The house is constructed of red brick with two storeys over a walk-out basement. The square building is topped by a pyramidal roof with a small spire. The main entrance is accentuated by a plastered portal topped by a triangular pediment. The garden side of the building features large arched windows on each floor as well as an avant-corps topped by a balcony.

The atelier is constructed of yellow brick. The roof features a skylight on its north side. The four corners are marked by small pinacles topped by spheres. The main entrance is located in the western gable. It is topped by a triangular pediment. Its eastern gable is visible from a small public space next to the property. It was decorated with a mural in 1996.

==Garden==
The garden continues all the way to Svineryggen, the path that runs along St. Jørgen's Lake. Much of the original garden plan has been preserved, although garden architect Ejgil Kjær introduced some changes in the 1940s. The garden contains more than 200 varieties of roses.

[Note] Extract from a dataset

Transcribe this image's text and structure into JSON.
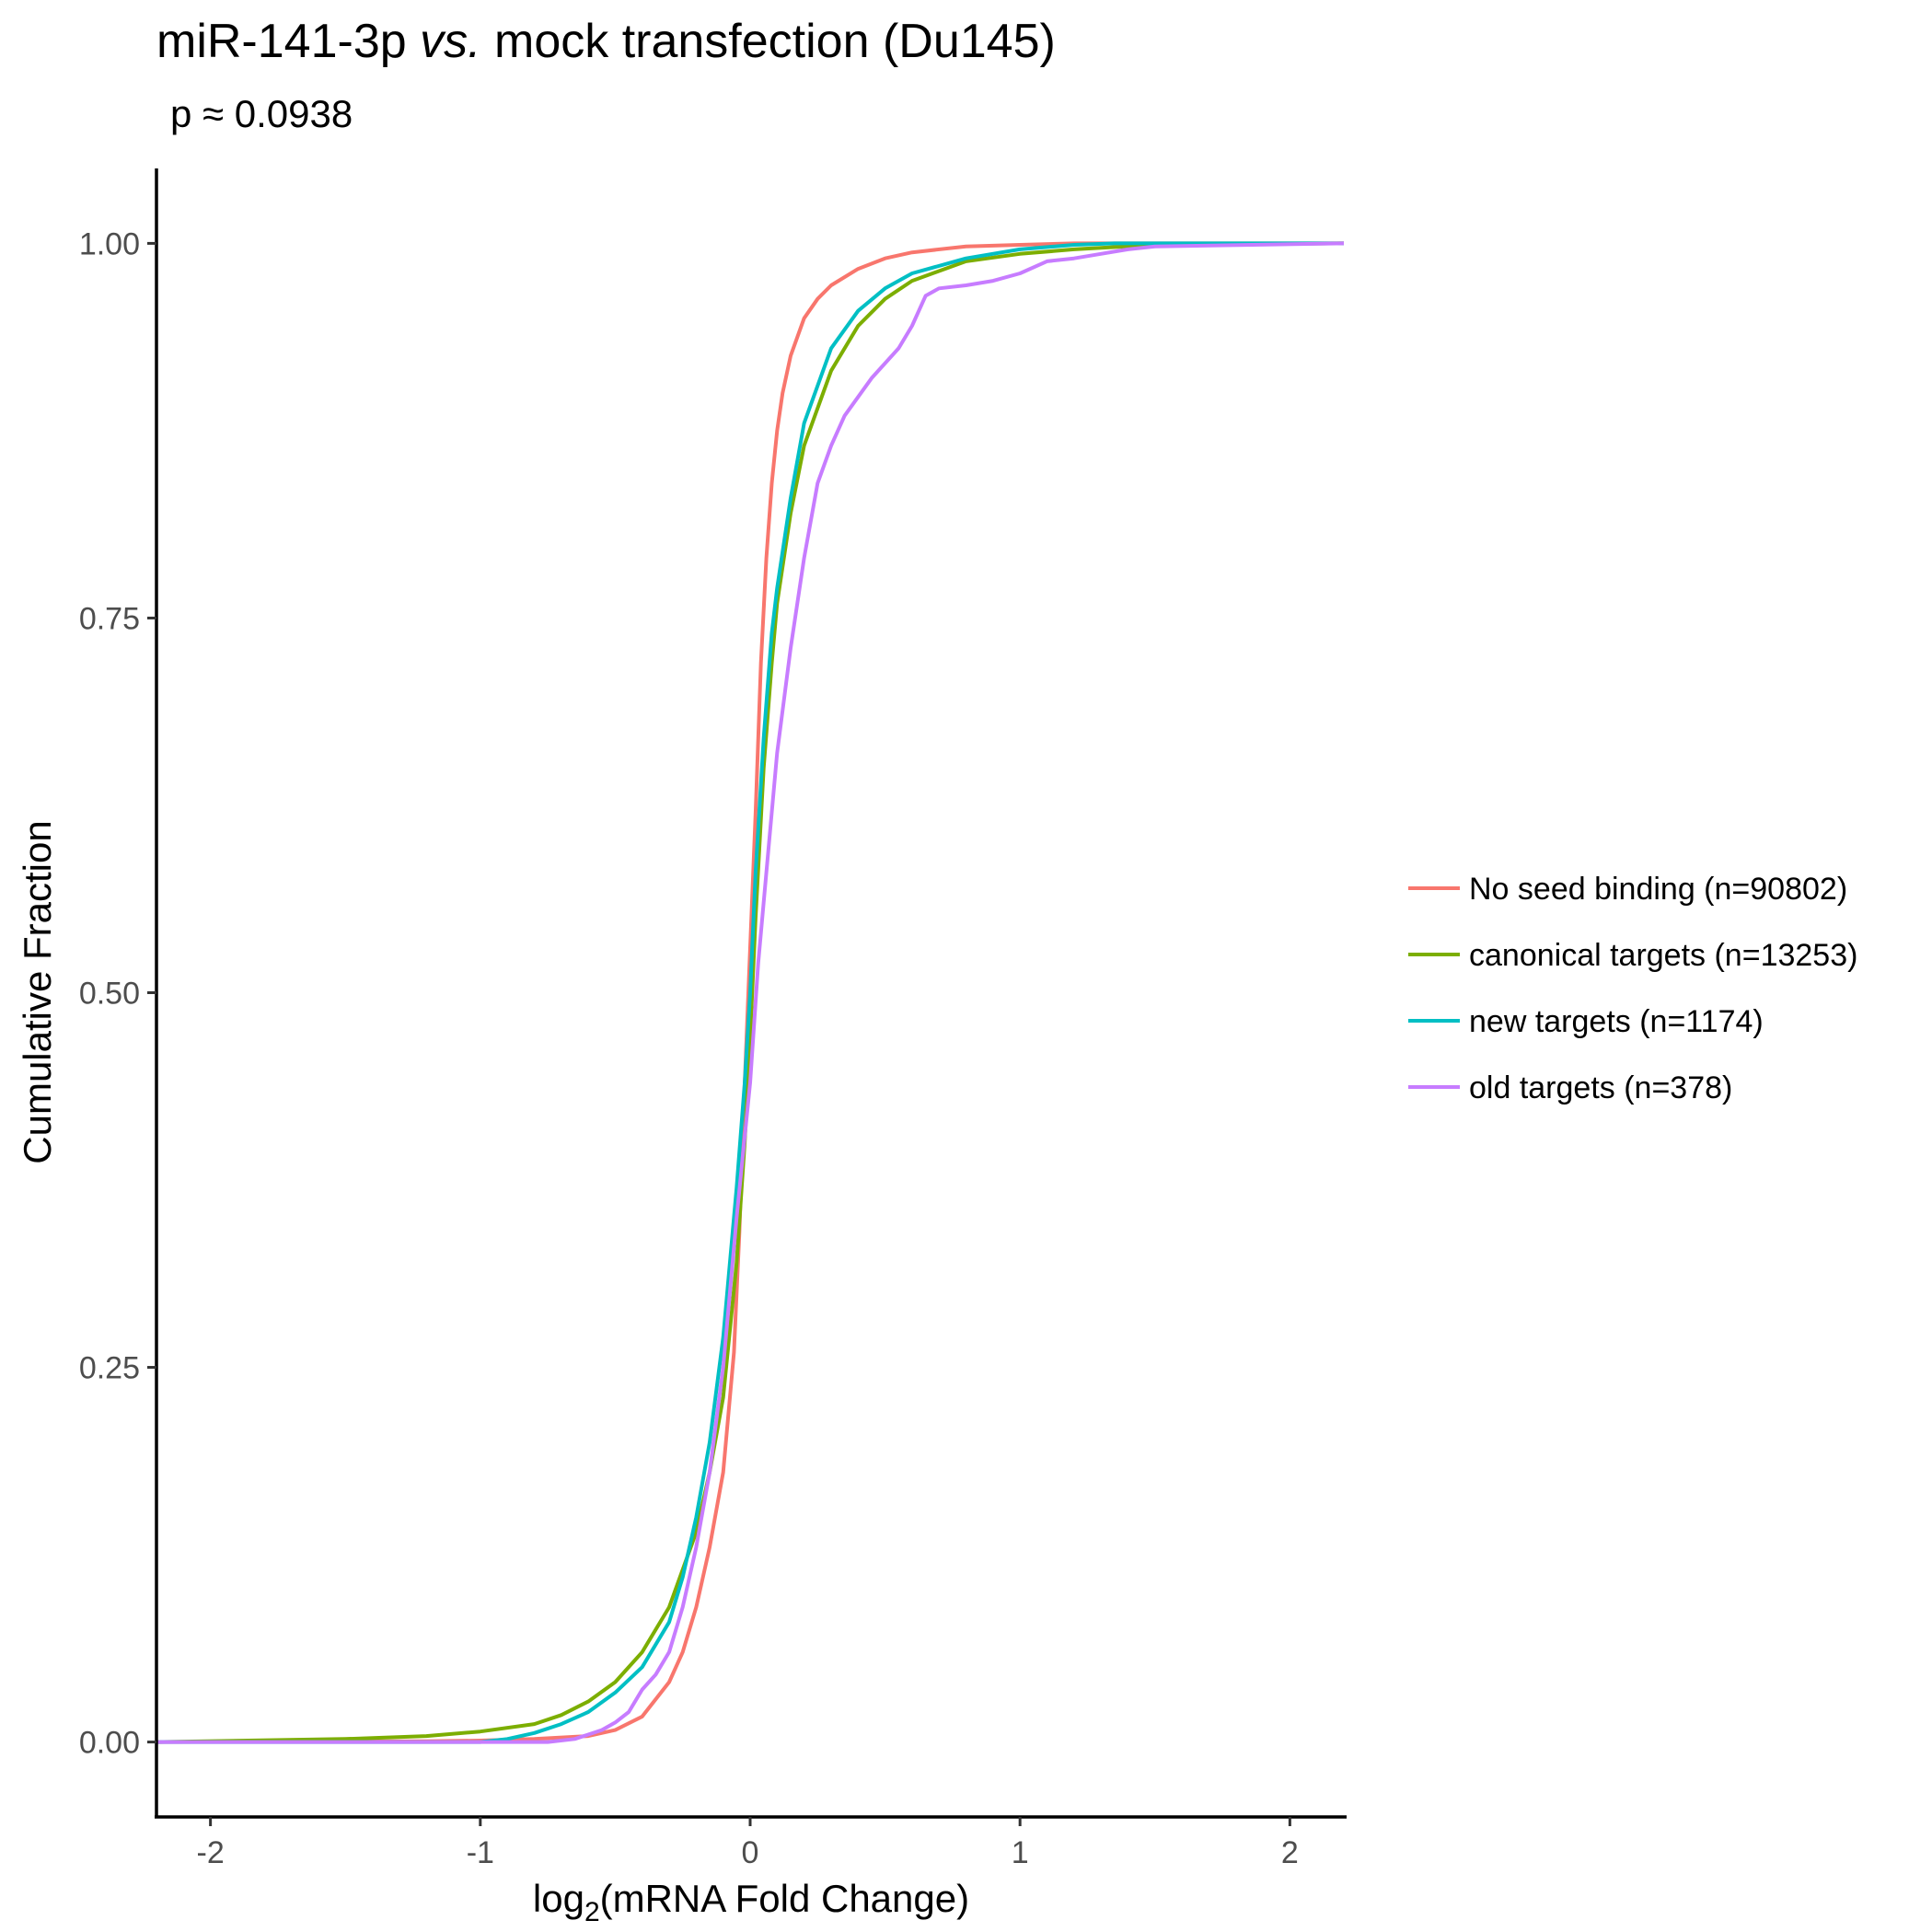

Other features include a "Tiny Town" play area constructed by Johnny Mürsch for his children in 1959. It was surrounded by birch trees with its own gate and comprises a play house in "Swiss style" with grass on the roof (like two outhouses), dovecote and a rabbit cage on stilts. Features that have been removed include a roofed sandbox, a small well with hoist and swing, seesaw and a covered bird table.

==Today==
The house is today divided into three condominiums.